# Preseason Game #5: Sixers VS Cavaliers - Oct. 20, 2005 7:00 PM EST



## Kunlun (Jun 22, 2003)

*VS*







This is the second time we face the Cavaliers during preseason. We beat them last time and I think we will be doing that again.


----------



## L (Sep 20, 2005)

is AI playin?


----------



## Harry_Minge (Oct 4, 2005)

i`ll just phone mo up and find out??

doh!!


----------



## Kunlun (Jun 22, 2003)

inuyasha232 said:


> is AI playin?


Not sure yet, but I kind of hope he isn't so our young players can show their game like Johnny Salmons did last game.


----------



## Rayza (Jul 21, 2004)

Kunlun said:


> Not sure yet, but I kind of hope he isn't so our young players can show their game like Johnny Salmons did last game.


I totally agree, i always reckoned preseason is about your roll players stepping up and getting the feel for the big time game. 

I really hope AI moves the ball around this season instead of occupying the bball for 2 long. He needs to realise we have a really good team (IMO).


----------



## BroadStBullies (Oct 2, 2005)

Iverson should sit.. let John and Louis get alot of time.. I'd like to see Louis get more time , in his limited role against the Knicks he looked pretty decent on offense, on defense he has along way to go.
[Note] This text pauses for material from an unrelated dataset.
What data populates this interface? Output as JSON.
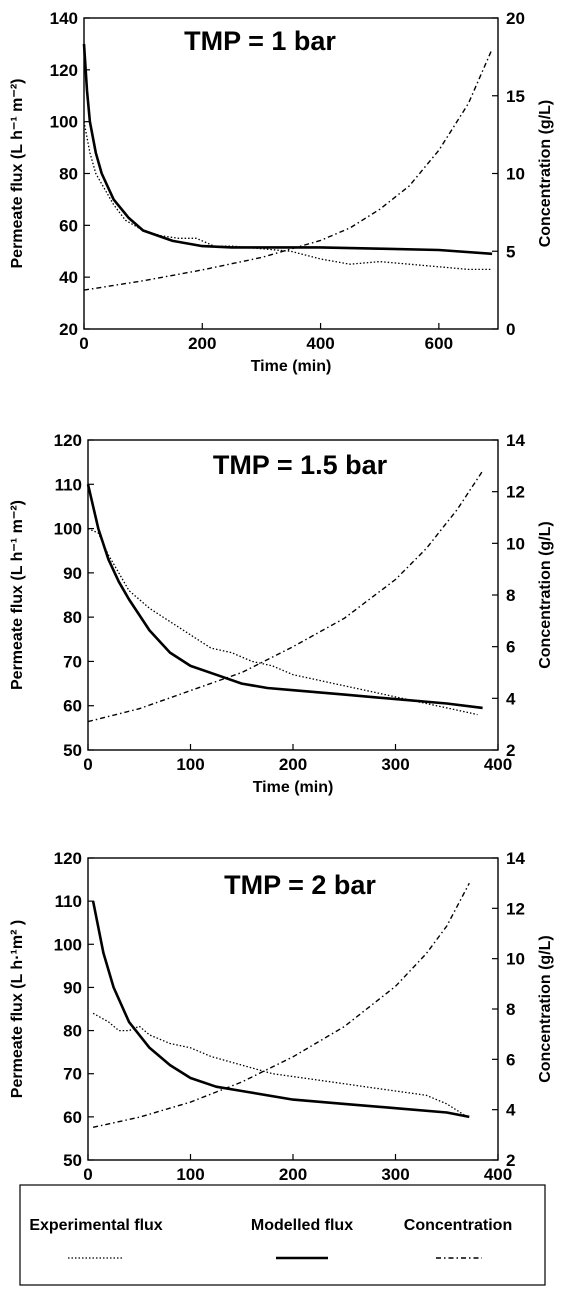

If Salmons can play a great role for us, that's a added player to this team, meaning we would be 8 deep now. Nailon, Hunter and John off the bench would be very nice.


----------



## Dizmatic (Apr 14, 2005)

Iverson drops 36 points. 15-33 from the field. Salmons was solid off the bench. Sixers lose 106-102.


----------



## Sixerfanforlife (Jun 23, 2005)

KILL me but that's the worse Analysts I have ever seen, Iverson takes 33 shots? Are you mad in his last game against San Antonio he only shot 18? And he has 7 assists to along with that, so to say he hasn't been sharing the basketball, I wish I was a mod these posts are sad. And Louis Williams didn't look 'decent' He was terrible sure he was able to penertrate but what about free throws? He was absouetly terrible from the line, it's a known fact. I'm worried about his free throw shooting, poor ball handling, and mediocre jump shot. He may have a nice future, but as for the present shut the **** up about him.


----------



## Kunlun (Jun 22, 2003)

Damn, I guess my prediction was wrong. The Cavs did have their entire starting lineup playing while we were missing Dalembert and Webber.


----------



## musiclexer (Aug 30, 2005)

how did Thomas do ?


----------



## The OUTLAW (Jun 13, 2002)

Kunlun said:


> Damn, I guess my prediction was wrong. The Cavs did have their entire starting lineup playing while we were missing Dalembert and Webber.



Whatever excuse you'd like to make. But the Cavs also only had Hughes for 12 minutes and didn't have Marshall at all. Not to mention the fact that Varejao is out for the first half of the season.


----------



## Sixerfanforlife (Jun 23, 2005)

Donyell Marshall Would've made no difference, Larry was only productive because he was aside players like Gibert Arenas, and Antawn Jamison, Say what you will about Lebron and Damon Jones, but They wouldn't accomdate Larry's game like Arena's and Jamison's did.


----------



## Ras (Jul 25, 2005)

_Sixerfanforlife_, some of your posts just leave me scratching my head...



...just thought I'd share that.


----------



## The OUTLAW (Jun 13, 2002)

Sixerfanforlife said:


> Donyell Marshall Would've made no difference, Larry was only productive because he was aside players like Gibert Arenas, and Antawn Jamison, Say what you will about Lebron and Damon Jones, but They wouldn't accomdate Larry's game like Arena's and Jamison's did.


So are you saying that the Cavs would have won the last game by 15 had LeBron been able to play? I won't even go into your comments about Marshall and Hughes since they are totally baseless.


----------



## Sixerfanforlife (Jun 23, 2005)

Outlaw let's take this to aim my nick is Lequan900


----------



## Kunlun (Jun 22, 2003)

The OUTLAW said:


> Whatever excuse you'd like to make. But the Cavs also only had Hughes for 12 minutes and didn't have Marshall at all. Not to mention the fact that Varejao is out for the first half of the season.


12 minutes is a quarter, one fourth of the game. We were missing three of five starters including our two best players, in other words they played 0 minutes.


----------